Is Financial Aid Available to Pay for Application Costs? If you come from a low income family, you might be able to get fee waivers for the the application process (i.e. test registration fees and primary application fees). However, practically no school helps with $$ to travel to the school for the interview. Information regarding fee assistance may be obtained by visiting school-specific application/admission test services online.


General Advice For the Application Process

  • Make sure your application is well organized, has been proofread, and that you have eliminated all typos and grammatical errors. First impressions DO count.
  • Never underestimate the positive impact of sending in your application early or the negative one of having it arrive at the last minute. Many schools view "last-minute" applicants as being uncertain that they really want to apply. As a result, last-minute applications may hurt your chance of acceptance.

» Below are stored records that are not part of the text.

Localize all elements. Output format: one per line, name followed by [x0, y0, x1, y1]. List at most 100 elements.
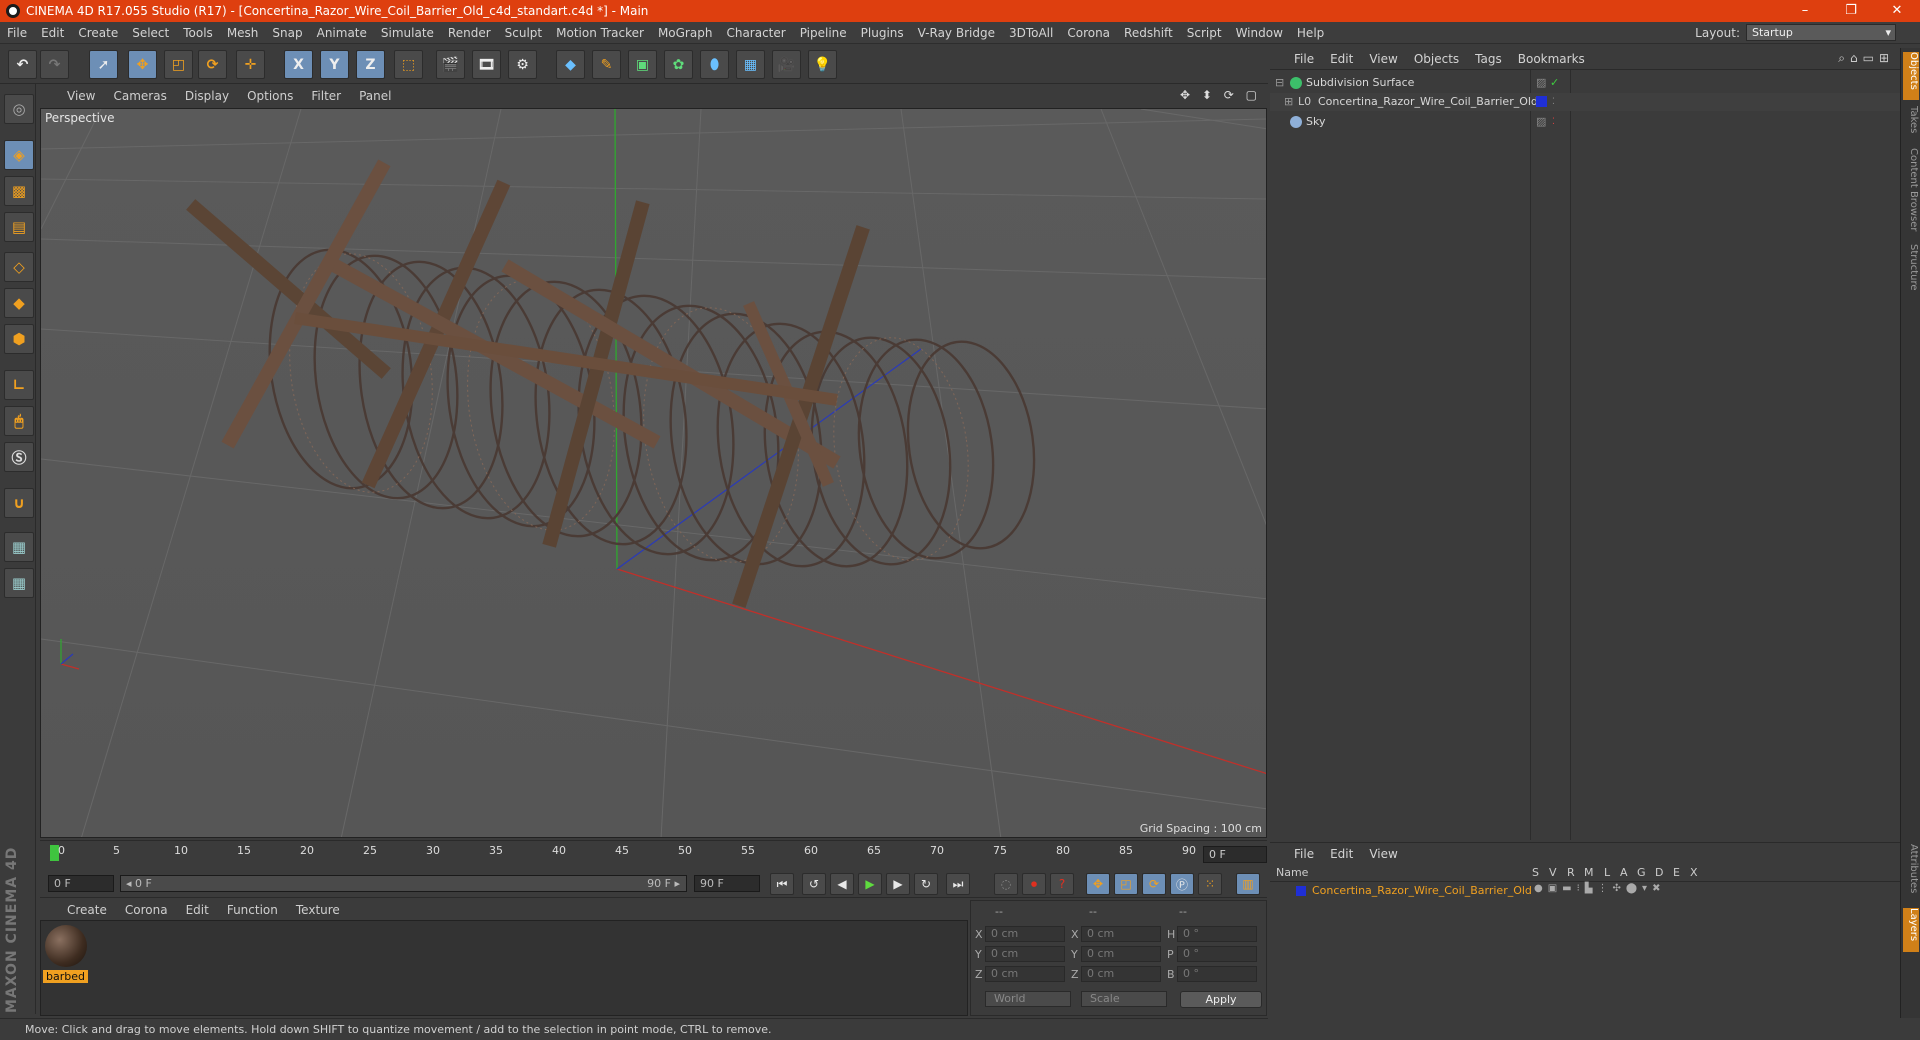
position-z-field[interactable]: 0 cm: [985, 966, 1065, 982]
object-manager-search-icons[interactable]: ⌕⌂▭⊞: [1838, 51, 1894, 66]
edit-render-settings-button[interactable]: ⚙: [508, 50, 537, 79]
mograph-cloner-button[interactable]: ✿: [664, 50, 693, 79]
light-button[interactable]: 💡: [808, 50, 837, 79]
polygons-mode-button[interactable]: ⬢: [4, 324, 34, 354]
visibility-icon[interactable]: ▨: [1536, 113, 1546, 131]
key-pla-button[interactable]: ⁙: [1198, 873, 1222, 895]
play-button[interactable]: ▶: [858, 873, 882, 895]
start-frame-field[interactable]: 0 F: [48, 875, 114, 892]
record-button[interactable]: ⏺: [1022, 873, 1046, 895]
redo-button[interactable]: ↷: [40, 50, 69, 79]
visibility-dots-icon[interactable]: ⁚: [1552, 93, 1555, 111]
previous-key-button[interactable]: ↺: [802, 873, 826, 895]
motion-path-button[interactable]: ◌: [994, 873, 1018, 895]
tab-content-browser[interactable]: Content Browser: [1903, 148, 1919, 240]
end-frame-field[interactable]: 90 F: [694, 875, 760, 892]
add-cube-button[interactable]: ◆: [556, 50, 585, 79]
menu-plugins[interactable]: Plugins: [854, 26, 911, 40]
edges-mode-button[interactable]: ◆: [4, 288, 34, 318]
current-frame-field[interactable]: 0 F: [1203, 846, 1267, 863]
menu-character[interactable]: Character: [719, 26, 792, 40]
key-rotation-button[interactable]: ⟳: [1142, 873, 1166, 895]
close-button[interactable]: ✕: [1874, 0, 1920, 22]
solo-mode-button[interactable]: Ⓢ: [4, 442, 34, 472]
menu-select[interactable]: Select: [125, 26, 176, 40]
objects-menu-tags[interactable]: Tags: [1467, 52, 1510, 66]
timeline-ruler[interactable]: 0 5 10 15 20 25 30 35 40 45 50 55 60 65 …: [40, 840, 1267, 868]
rotation-b-field[interactable]: 0 °: [1177, 966, 1257, 982]
texture-mode-button[interactable]: ▩: [4, 176, 34, 206]
autokey-button[interactable]: ?: [1050, 873, 1074, 895]
viewport-menu-panel[interactable]: Panel: [350, 89, 400, 103]
objects-menu-file[interactable]: File: [1286, 52, 1322, 66]
menu-script[interactable]: Script: [1180, 26, 1229, 40]
apply-button[interactable]: Apply: [1180, 991, 1262, 1008]
render-view-button[interactable]: 🎬: [436, 50, 465, 79]
object-row[interactable]: ⊞ L0 Concertina_Razor_Wire_Coil_Barrier_…: [1270, 93, 1900, 111]
position-x-field[interactable]: 0 cm: [985, 926, 1065, 942]
menu-mograph[interactable]: MoGraph: [651, 26, 720, 40]
material-name-label[interactable]: barbed: [43, 970, 88, 983]
layer-name[interactable]: Concertina_Razor_Wire_Coil_Barrier_Old: [1312, 884, 1532, 897]
layer-toggle-icons[interactable]: ●▣▬⁝▙⋮✣⬤▾✖: [1534, 883, 1665, 894]
menu-mesh[interactable]: Mesh: [220, 26, 266, 40]
rotate-tool-button[interactable]: ⟳: [198, 50, 227, 79]
object-name[interactable]: Concertina_Razor_Wire_Coil_Barrier_Old: [1318, 93, 1538, 111]
tab-takes[interactable]: Takes: [1903, 106, 1919, 146]
go-to-end-button[interactable]: ⏭: [946, 873, 970, 895]
z-axis-lock-button[interactable]: Z: [356, 50, 385, 79]
material-preview[interactable]: [45, 925, 87, 967]
menu-simulate[interactable]: Simulate: [374, 26, 441, 40]
menu-3dtoall[interactable]: 3DToAll: [1002, 26, 1060, 40]
layout-dropdown[interactable]: Startup ▾: [1746, 24, 1896, 41]
points-mode-button[interactable]: ◇: [4, 252, 34, 282]
size-y-field[interactable]: 0 cm: [1081, 946, 1161, 962]
viewport-navigation-icons[interactable]: ✥ ⬍ ⟳ ▢: [1180, 88, 1261, 102]
render-off-dots-icon[interactable]: ⁚: [1552, 113, 1555, 131]
perspective-viewport[interactable]: Perspective Grid Spacing : 100 cm: [40, 108, 1267, 838]
timeline-window-button[interactable]: ▥: [1236, 873, 1260, 895]
coordinate-system-button[interactable]: ⬚: [394, 50, 423, 79]
frame-range-slider[interactable]: ◂ 0 F 90 F ▸: [120, 875, 687, 892]
size-mode-dropdown[interactable]: Scale: [1081, 991, 1167, 1007]
menu-render[interactable]: Render: [441, 26, 498, 40]
next-key-button[interactable]: ↻: [914, 873, 938, 895]
tab-objects[interactable]: Objects: [1903, 52, 1919, 100]
objects-menu-edit[interactable]: Edit: [1322, 52, 1361, 66]
key-position-button[interactable]: ✥: [1086, 873, 1110, 895]
menu-create[interactable]: Create: [71, 26, 125, 40]
menu-vray-bridge[interactable]: V-Ray Bridge: [911, 26, 1002, 40]
x-axis-lock-button[interactable]: X: [284, 50, 313, 79]
layer-color-swatch[interactable]: [1296, 886, 1306, 896]
layer-color-tag[interactable]: [1536, 96, 1547, 107]
object-row[interactable]: Sky ▨ ⁚: [1270, 113, 1900, 131]
magnet-button[interactable]: ∪: [4, 488, 34, 518]
model-mode-button[interactable]: ◈: [4, 140, 34, 170]
menu-snap[interactable]: Snap: [265, 26, 309, 40]
y-axis-lock-button[interactable]: Y: [320, 50, 349, 79]
menu-edit[interactable]: Edit: [34, 26, 71, 40]
subdivision-surface-button[interactable]: ▣: [628, 50, 657, 79]
object-name[interactable]: Subdivision Surface: [1306, 74, 1414, 92]
go-to-start-button[interactable]: ⏮: [770, 873, 794, 895]
camera-button[interactable]: 🎥: [772, 50, 801, 79]
viewport-menu-options[interactable]: Options: [238, 89, 302, 103]
objects-menu-objects[interactable]: Objects: [1406, 52, 1467, 66]
recent-tool-button[interactable]: ✛: [236, 50, 265, 79]
menu-file[interactable]: File: [0, 26, 34, 40]
size-x-field[interactable]: 0 cm: [1081, 926, 1161, 942]
pen-tool-button[interactable]: ✎: [592, 50, 621, 79]
maximize-button[interactable]: ❐: [1828, 0, 1874, 22]
viewport-menu-filter[interactable]: Filter: [302, 89, 350, 103]
floor-button[interactable]: ▦: [736, 50, 765, 79]
visibility-icon[interactable]: ▨: [1536, 74, 1546, 92]
rotation-p-field[interactable]: 0 °: [1177, 946, 1257, 962]
material-menu-texture[interactable]: Texture: [287, 903, 349, 917]
expand-icon[interactable]: ⊞: [1284, 93, 1293, 111]
axis-mode-button[interactable]: ∟: [4, 370, 34, 400]
key-parameter-button[interactable]: Ⓟ: [1170, 873, 1194, 895]
rotation-h-field[interactable]: 0 °: [1177, 926, 1257, 942]
key-scale-button[interactable]: ◰: [1114, 873, 1138, 895]
menu-tools[interactable]: Tools: [176, 26, 220, 40]
tab-attributes[interactable]: Attributes: [1903, 844, 1919, 904]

  • Under no circumstances should you leave the "Personal Comments" (Essay) part of the application vacant. Doing so makes you appear to be lazy or, even worse, that you have nothing to write about.
  • Be sure that you get someone (e.g. Premed Office personnel) to proof your application. Typos or grammatical mistakes hurt you.

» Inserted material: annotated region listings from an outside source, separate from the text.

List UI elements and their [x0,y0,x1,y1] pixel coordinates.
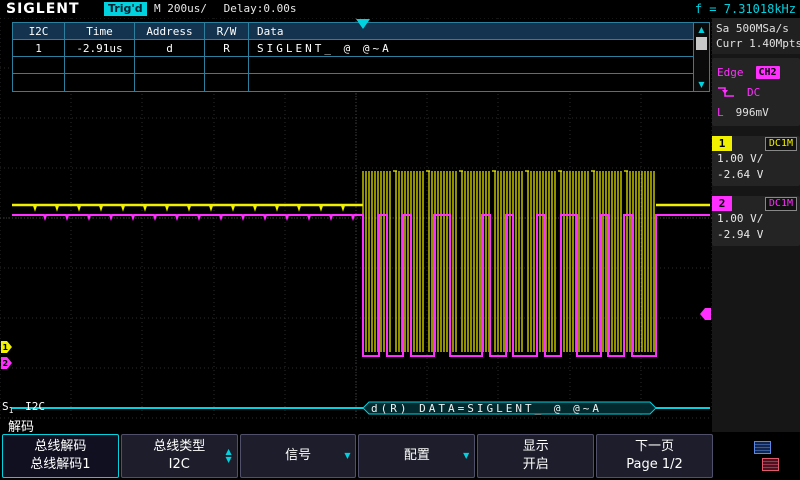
decode-list-grid: I2C Time Address R/W Data 1 -2.91us d R … [13,23,693,91]
channel-2-offset: -2.94 V [712,227,800,243]
trigger-position-marker[interactable] [355,19,371,30]
trigger-level-label: L [717,106,724,119]
menu-indicator-icon[interactable] [754,441,771,454]
scroll-up-icon[interactable]: ▲ [694,23,709,36]
header-address: Address [135,23,205,39]
ch1-marker-label: 1 [3,343,9,352]
cell-time: -2.91us [65,40,135,56]
cell-rw: R [205,40,249,56]
scrollbar-thumb[interactable] [696,37,707,50]
header-time: Time [65,23,135,39]
timebase-value: M 200us/ [154,2,207,15]
delay-value: Delay:0.00s [224,2,297,15]
frequency-counter: f = 7.31018kHz [695,2,796,16]
menu-signal-button[interactable]: 信号 ▼ [240,434,357,478]
softkey-buttons: 总线解码 总线解码1 总线类型 I2C ▲▼ 信号 ▼ 配置 ▼ 显示 开启 下… [0,432,714,480]
channel-1-coupling: DC1M [765,137,797,151]
brand-logo: SIGLENT [6,1,80,17]
menu-value: Page 1/2 [626,456,683,474]
channel-1-panel[interactable]: 1 DC1M 1.00 V/ -2.64 V [712,136,800,186]
menu-label: 显示 [523,438,549,456]
menu-next-page-button[interactable]: 下一页 Page 1/2 [596,434,713,478]
menu-value: 开启 [523,456,549,474]
decode-list-table: I2C Time Address R/W Data 1 -2.91us d R … [12,22,710,92]
cell-address [135,74,205,91]
cell-index [13,57,65,73]
ch1-burst-waveform [363,171,654,352]
falling-edge-icon [717,85,735,99]
channel-1-scale: 1.00 V/ [712,151,800,167]
channel-2-coupling: DC1M [765,197,797,211]
table-scrollbar[interactable]: ▲ ▼ [693,23,709,91]
bus-number: 1 [9,406,14,415]
memory-depth: Curr 1.40Mpts [716,36,796,51]
trigger-position-triangle-icon [356,19,370,29]
cell-time [65,74,135,91]
table-header-row: I2C Time Address R/W Data [13,23,693,40]
cell-rw [205,57,249,73]
ch2-marker-label: 2 [3,359,9,368]
menu-display-button[interactable]: 显示 开启 [477,434,594,478]
down-arrow-icon: ▼ [344,452,350,460]
header-data: Data [249,23,693,39]
menu-value: 总线解码1 [30,456,90,474]
acquisition-info: Sa 500MSa/s Curr 1.40Mpts [712,18,800,54]
cell-rw [205,74,249,91]
timebase-readout: M 200us/ Delay:0.00s [154,2,296,16]
menu-config-button[interactable]: 配置 ▼ [358,434,475,478]
bus-label: S1 I2C [2,400,45,415]
scrollbar-track[interactable] [694,51,709,78]
cell-address: d [135,40,205,56]
channel-1-badge: 1 [712,136,732,151]
cell-index: 1 [13,40,65,56]
menu-label: 总线类型 [153,438,205,456]
info-sidebar: Sa 500MSa/s Curr 1.40Mpts Edge CH2 DC L … [712,18,800,432]
table-row[interactable]: 1 -2.91us d R SIGLENT_ @ @~A [13,40,693,57]
trigger-mode: Edge [717,66,744,79]
trigger-coupling: DC [747,86,760,99]
trigger-status-badge: Trig'd [104,2,147,16]
ch2-waveform [12,215,710,356]
bus-type-label: I2C [25,400,45,413]
cell-index [13,74,65,91]
channel-1-offset: -2.64 V [712,167,800,183]
updown-arrow-icon: ▲▼ [226,448,232,464]
cell-data [249,57,693,73]
decode-packet-text: d(R) DATA=SIGLENT_ @ @~A [371,402,602,415]
menu-corner-icons [714,432,800,480]
channel-2-panel[interactable]: 2 DC1M 1.00 V/ -2.94 V [712,196,800,246]
trigger-source-badge: CH2 [756,66,780,79]
channel-2-scale: 1.00 V/ [712,211,800,227]
header-rw: R/W [205,23,249,39]
menu-value: I2C [169,456,190,474]
menu-bus-decode-button[interactable]: 总线解码 总线解码1 [2,434,119,478]
trigger-level-marker[interactable] [700,308,711,320]
softkey-menu: 总线解码 总线解码1 总线类型 I2C ▲▼ 信号 ▼ 配置 ▼ 显示 开启 下… [0,432,800,480]
down-arrow-icon: ▼ [463,452,469,460]
menu-label: 下一页 [635,438,674,456]
header-i2c: I2C [13,23,65,39]
scroll-down-icon[interactable]: ▼ [694,78,709,91]
channel-2-badge: 2 [712,196,732,211]
trigger-info-panel[interactable]: Edge CH2 DC L 996mV [712,58,800,126]
ch1-waveform [12,205,710,208]
menu-label: 配置 [404,447,430,465]
oscilloscope-screen: d(R) DATA=SIGLENT_ @ @~A 1 2 SIGLENT Tri… [0,0,800,480]
menu-label: 信号 [285,447,311,465]
bus-prefix: S [2,400,9,413]
menu-label: 总线解码 [34,438,86,456]
cell-address [135,57,205,73]
cell-data: SIGLENT_ @ @~A [249,40,693,56]
trigger-level-value: 996mV [736,106,769,119]
table-row[interactable] [13,57,693,74]
sample-rate: Sa 500MSa/s [716,21,796,36]
cell-time [65,57,135,73]
print-indicator-icon[interactable] [762,458,779,471]
table-row[interactable] [13,74,693,91]
menu-bus-type-button[interactable]: 总线类型 I2C ▲▼ [121,434,238,478]
cell-data [249,74,693,91]
top-bar: SIGLENT Trig'd M 200us/ Delay:0.00s f = … [0,0,800,18]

  • It may be that you find it necessary to telephone or email one or more of the schools during the application process. If so, make certain that you immediately keep records of everyone you communicated with, when you communicated with them, and what was discussed.
  • Do like your mama taught you--send thank you notes to anyone you stay with on interviews, persons who wrote evaluations when you get your first acceptance, etc. You may need them again.
  • If you know exactly which school you wish to attend and have good grades/MCAT scores, you should check in Medical Admission Requirements to see if the school has "Early Decision" option.
  • BAD CREDIT CAN HURT YOUR APPLICATION/CHANCES OF GAINING ENTRY: In recent years, medical, dental, etc. schools have indicated that applicant credit history may be factored into the application review process. Why? Because bad credit suggests that you may not be able to meet the financial demands of a professional school education and may deter private and federal lending institutions from approving you for loans to finance your education. Do NOT let bad credit hinder you from realizing your goals....be responsible!!